🚧 This is still under development! 🚧

This sample shows how to use Azure Functions with private endpoints for Azure Storage and CosmosDB. The use of private endpoints enables private (vnet only) access to designated Azure resources.

One of the key scenarios in this sample is the use of Azure Storage private endpoints with the storage account required for use with Azure Functions. Azure Functions uses a storage account for metadata related to the runtime and various triggers. The storage account is referenced via the AzureWebJobsStorage application setting. The AzureWebJobsStorage account will be configured for access via private endpoints.

It is currently not possible to use the storage account referenced by AzureWebJobsStorage for the Azure Function's application code if that storage account uses any virtual network restrictions. Therefore, another Azure Storage account, without virtual network restrictions, is needed.

• Azure subscription. Get a free Azure account at https://azure.microsoft.com/free/.
• Azure CLI
• Azure Functions Core Tools

Execute the ARM template in the template directory. A script is provided to deploy the template.

The template will provision all the necessary Azure resources. The template will also create the application settings needed by the included Azure Function sample code. The function can optionally (disabled by default) publish the function.

The function can be published manually by using the Azure Functions Core Tools.

func azure functionapp publish <function-app-name>

This sample will demonstrate an Azure Function which retrieves files from an Azure Storage blob container, performs simple operations against the retrieved file data, and finally persists the data to an Azure CosmosDB collection. The function will communicate with the source Azure Storage account and the destination CosmosDB collection via private endpoints.

The Azure Function app provisioned in this sample uses an Azure Functions Premium plan. The Premium plan is used to enable virtual network integration.
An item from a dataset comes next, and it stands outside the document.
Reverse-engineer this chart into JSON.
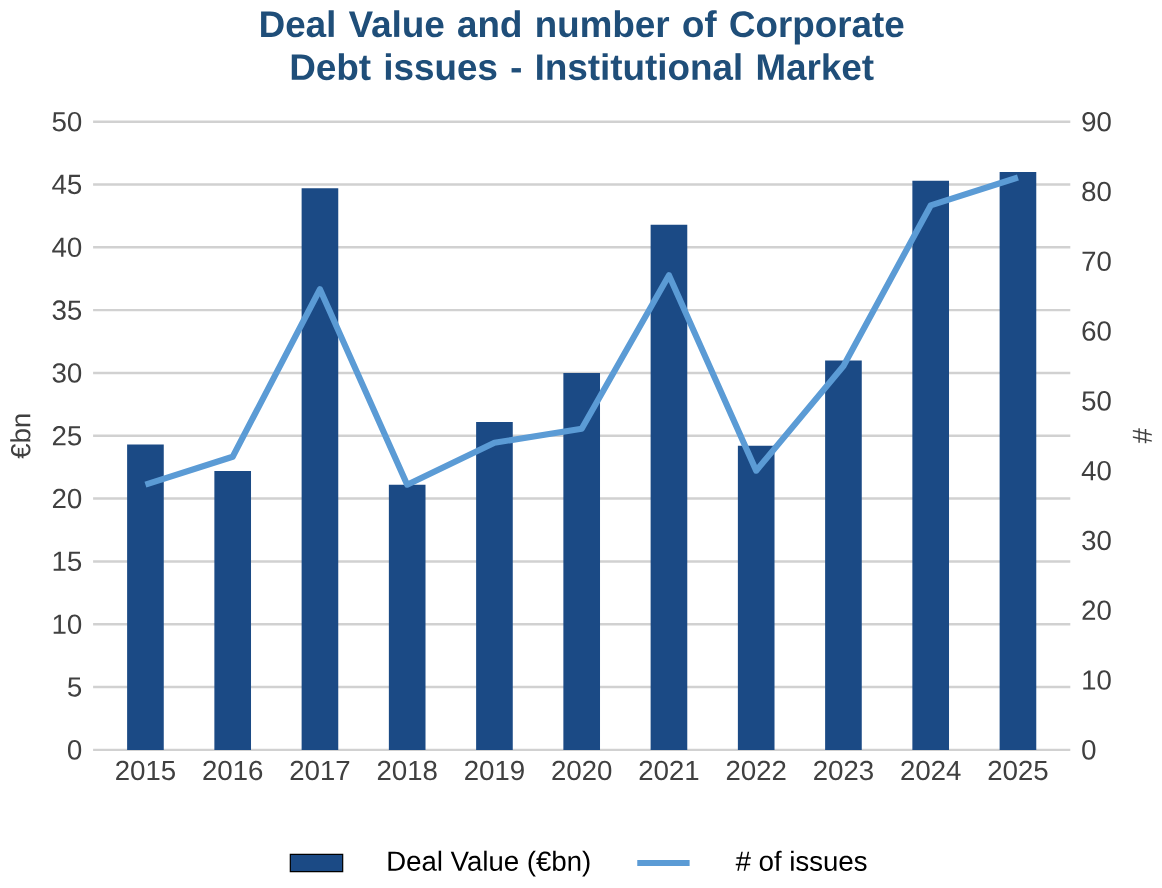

Virtual network integration is significant in this sample as the storage accounts used by the function app can only be accessed via private endpoints within the virtual network.

There are a few important details about the configuration of the function:

• Virtual network trigger support must be enabled in order for the function to trigger based on resources using a private endpoint
• In order to make calls to a resource using a private endpoint, it is necessary to integrate with Azure DNS Private Zones. Therefore, it is necessary to configure the app to use a specific Azure DNS server, and also route all network traffic into the virtual network. This is accomplished by setting the following application settings:
  • WEBSITE_DNS_SERVER - 168.63.129.16
  • WEBSITE_VNET_ROUTE_ALL - 1

The function is configured to run from a deployment package. As such, the package is persisted in an Azure File share referenced by the WEBSITE_CONTENTAZUREFILECONNECTIONSTRING application setting.
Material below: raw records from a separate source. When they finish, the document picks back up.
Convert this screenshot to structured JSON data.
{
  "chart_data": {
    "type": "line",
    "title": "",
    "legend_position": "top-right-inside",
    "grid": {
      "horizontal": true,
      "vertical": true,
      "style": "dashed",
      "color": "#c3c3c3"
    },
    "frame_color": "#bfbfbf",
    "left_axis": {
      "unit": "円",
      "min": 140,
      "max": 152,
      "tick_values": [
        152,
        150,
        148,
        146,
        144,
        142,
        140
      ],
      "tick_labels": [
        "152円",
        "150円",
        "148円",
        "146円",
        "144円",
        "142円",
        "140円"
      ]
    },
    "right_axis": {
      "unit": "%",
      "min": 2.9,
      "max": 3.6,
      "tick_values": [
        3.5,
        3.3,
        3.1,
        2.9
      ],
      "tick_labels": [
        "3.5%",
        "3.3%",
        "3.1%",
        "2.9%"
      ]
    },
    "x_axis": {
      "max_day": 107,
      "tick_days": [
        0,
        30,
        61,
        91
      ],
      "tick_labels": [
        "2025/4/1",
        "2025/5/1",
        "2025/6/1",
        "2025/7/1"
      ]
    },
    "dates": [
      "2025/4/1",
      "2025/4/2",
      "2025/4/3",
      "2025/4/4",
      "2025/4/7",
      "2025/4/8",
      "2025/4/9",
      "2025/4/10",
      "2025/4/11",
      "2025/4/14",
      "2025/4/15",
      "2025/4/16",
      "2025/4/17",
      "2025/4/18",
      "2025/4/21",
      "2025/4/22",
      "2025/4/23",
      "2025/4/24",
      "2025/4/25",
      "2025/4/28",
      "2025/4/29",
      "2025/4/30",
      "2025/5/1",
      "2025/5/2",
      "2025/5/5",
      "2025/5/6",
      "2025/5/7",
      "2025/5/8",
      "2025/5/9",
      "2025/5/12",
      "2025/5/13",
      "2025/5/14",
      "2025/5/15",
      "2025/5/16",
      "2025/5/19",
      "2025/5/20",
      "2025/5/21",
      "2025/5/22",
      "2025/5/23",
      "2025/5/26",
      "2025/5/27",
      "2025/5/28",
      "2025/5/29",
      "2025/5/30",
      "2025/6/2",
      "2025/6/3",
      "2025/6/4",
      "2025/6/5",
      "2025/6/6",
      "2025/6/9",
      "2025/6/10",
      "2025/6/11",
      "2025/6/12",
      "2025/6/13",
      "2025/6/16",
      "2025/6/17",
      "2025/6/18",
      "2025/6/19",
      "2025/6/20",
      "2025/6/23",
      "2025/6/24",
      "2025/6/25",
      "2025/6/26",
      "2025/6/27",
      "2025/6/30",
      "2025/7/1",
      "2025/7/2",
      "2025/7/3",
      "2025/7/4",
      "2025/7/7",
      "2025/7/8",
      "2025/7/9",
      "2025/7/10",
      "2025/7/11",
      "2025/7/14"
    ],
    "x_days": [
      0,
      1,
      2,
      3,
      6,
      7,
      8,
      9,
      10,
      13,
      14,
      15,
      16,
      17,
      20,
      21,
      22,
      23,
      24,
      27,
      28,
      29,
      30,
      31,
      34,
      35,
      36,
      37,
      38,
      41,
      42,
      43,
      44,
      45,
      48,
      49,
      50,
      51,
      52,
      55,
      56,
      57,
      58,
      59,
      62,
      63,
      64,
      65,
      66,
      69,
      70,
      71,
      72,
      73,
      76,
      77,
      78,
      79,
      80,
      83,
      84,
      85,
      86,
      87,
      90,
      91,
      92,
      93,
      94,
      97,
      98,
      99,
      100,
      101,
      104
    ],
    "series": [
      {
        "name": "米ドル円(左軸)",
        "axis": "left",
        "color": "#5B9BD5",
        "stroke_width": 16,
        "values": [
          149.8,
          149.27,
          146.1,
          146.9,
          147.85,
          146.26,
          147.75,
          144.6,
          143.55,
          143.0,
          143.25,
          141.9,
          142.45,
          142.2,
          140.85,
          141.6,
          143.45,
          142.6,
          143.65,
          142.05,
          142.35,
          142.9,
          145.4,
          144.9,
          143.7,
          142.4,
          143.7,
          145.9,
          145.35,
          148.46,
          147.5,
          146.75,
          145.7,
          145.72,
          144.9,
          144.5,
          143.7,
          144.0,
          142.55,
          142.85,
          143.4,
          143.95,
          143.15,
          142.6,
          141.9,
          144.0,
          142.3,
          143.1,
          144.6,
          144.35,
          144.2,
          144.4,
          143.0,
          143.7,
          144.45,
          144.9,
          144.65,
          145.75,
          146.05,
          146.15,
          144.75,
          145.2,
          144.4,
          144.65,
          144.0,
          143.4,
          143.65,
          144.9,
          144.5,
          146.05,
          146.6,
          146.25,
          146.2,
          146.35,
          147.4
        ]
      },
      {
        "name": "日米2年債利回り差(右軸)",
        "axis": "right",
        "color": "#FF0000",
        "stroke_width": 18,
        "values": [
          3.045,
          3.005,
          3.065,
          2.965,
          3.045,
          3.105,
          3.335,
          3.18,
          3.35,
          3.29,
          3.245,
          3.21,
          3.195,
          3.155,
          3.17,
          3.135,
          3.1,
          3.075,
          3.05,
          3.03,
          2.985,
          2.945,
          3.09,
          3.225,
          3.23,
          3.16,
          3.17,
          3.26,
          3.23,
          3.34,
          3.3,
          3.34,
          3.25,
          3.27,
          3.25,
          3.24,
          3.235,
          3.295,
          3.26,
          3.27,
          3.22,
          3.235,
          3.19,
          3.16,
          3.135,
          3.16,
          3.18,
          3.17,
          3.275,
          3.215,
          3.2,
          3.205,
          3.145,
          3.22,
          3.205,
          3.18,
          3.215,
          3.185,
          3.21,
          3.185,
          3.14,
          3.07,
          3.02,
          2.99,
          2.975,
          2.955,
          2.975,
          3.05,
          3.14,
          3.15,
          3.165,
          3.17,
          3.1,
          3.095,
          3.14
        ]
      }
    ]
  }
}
There are four Azure Storage accounts used in this sample:

• two storage accounts which use a private endpoint
  • a storage account used by the Azure Functions runtime for metadata (as referenced by the AzureWebJobsStorage setting).
  • a storage account with a blob container (container created by the ARM template)
• one storage account with no virtual network restrictions (indicated by the WEBSITE_CONTENTAZUREFILECONNECTIONSTRING setting) will contain the application code.
• one storage account used by the VM for diagnostics

Azure CosmosDB is used to persist the data processed by the Azure Function. An Azure Function output binding is used for writing the data to the configured database and collection. The ARM template will create the CosmosDB database account and collection.
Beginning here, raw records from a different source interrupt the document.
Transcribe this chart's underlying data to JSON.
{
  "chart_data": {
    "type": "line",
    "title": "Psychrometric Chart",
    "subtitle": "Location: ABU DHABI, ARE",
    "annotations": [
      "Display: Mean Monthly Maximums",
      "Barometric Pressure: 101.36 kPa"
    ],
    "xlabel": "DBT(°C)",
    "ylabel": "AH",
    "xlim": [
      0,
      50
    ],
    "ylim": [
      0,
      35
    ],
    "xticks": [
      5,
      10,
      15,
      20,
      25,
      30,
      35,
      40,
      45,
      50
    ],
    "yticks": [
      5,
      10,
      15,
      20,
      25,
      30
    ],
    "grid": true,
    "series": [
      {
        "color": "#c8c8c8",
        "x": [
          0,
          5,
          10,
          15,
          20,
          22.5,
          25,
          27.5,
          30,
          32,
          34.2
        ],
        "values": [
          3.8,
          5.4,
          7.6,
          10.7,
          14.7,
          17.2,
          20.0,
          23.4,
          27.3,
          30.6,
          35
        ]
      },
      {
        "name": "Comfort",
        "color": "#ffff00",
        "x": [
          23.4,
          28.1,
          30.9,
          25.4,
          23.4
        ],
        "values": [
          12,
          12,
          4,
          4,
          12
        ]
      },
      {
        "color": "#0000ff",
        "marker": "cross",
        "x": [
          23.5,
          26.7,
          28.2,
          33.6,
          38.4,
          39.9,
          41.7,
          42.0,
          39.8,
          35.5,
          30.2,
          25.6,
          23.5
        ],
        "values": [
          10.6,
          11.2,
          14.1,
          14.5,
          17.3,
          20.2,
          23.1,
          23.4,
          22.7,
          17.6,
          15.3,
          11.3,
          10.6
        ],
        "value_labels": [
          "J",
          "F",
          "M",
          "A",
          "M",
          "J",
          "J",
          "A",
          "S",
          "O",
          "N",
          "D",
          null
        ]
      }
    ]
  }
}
A private endpoint is created and configured for use with CosmosDB.

An Azure VM is created as a way to access the Azure resources from within the virtual network. The VM has no public IP address nor port access (e.g. RDP). Azure Bastion is used to connect to the VM.

The included ARM template configures the VM to shut down each evening at 7pm UTC. This is done as a cost-savings measure.

Azure resources in this sample either integrate with or are placed within a virtual network. The use of private endpoints keeps network traffic contained with the virtual network.

The sample uses four subnets:

• Subnet for Azure Function virtual network integration. This subnet is delegated to the function.
• Subnet for private endpoints. Private IP addresses are allocated from this subnet.
• Subnet for the virtual machine.
• Subnet for the Azure Bastion host.

Azure Private Endpoints are used to connect to specific Azure resources using a private IP address. This ensures that network traffic remains within the designated virtual network, and access is available only for specific resources. This sample configures private endpoints for the following Azure resources:

• CosmosDB
• Azure Storage
  • Azure File storage
  • Azure Blob storage
  • Azure Queue storage
  • Azure Table storage

Using a private endpoint to connect to Azure resources means connecting to a private IP address instead of the public endpoint. Existing Azure services are configured to use existing DNS to connect to the public endpoint. The DNS configuration will need to be overridden to connect to the private endpoint.

A private DNS zone will be created for each Azure resource configured with a private endpoint. A DNS A record is created for each private IP address associated with the private endpoint.

The following DNS zones are created in this sample:

• privatelink.queue.core.windows.net
• privatelink.blob.core.windows.net
• privatelink.table.core.windows.net
• privatelink.file.core.windows.net
• privatelink.documents.azure.com

Application Insights is used to monitor the Azure Function.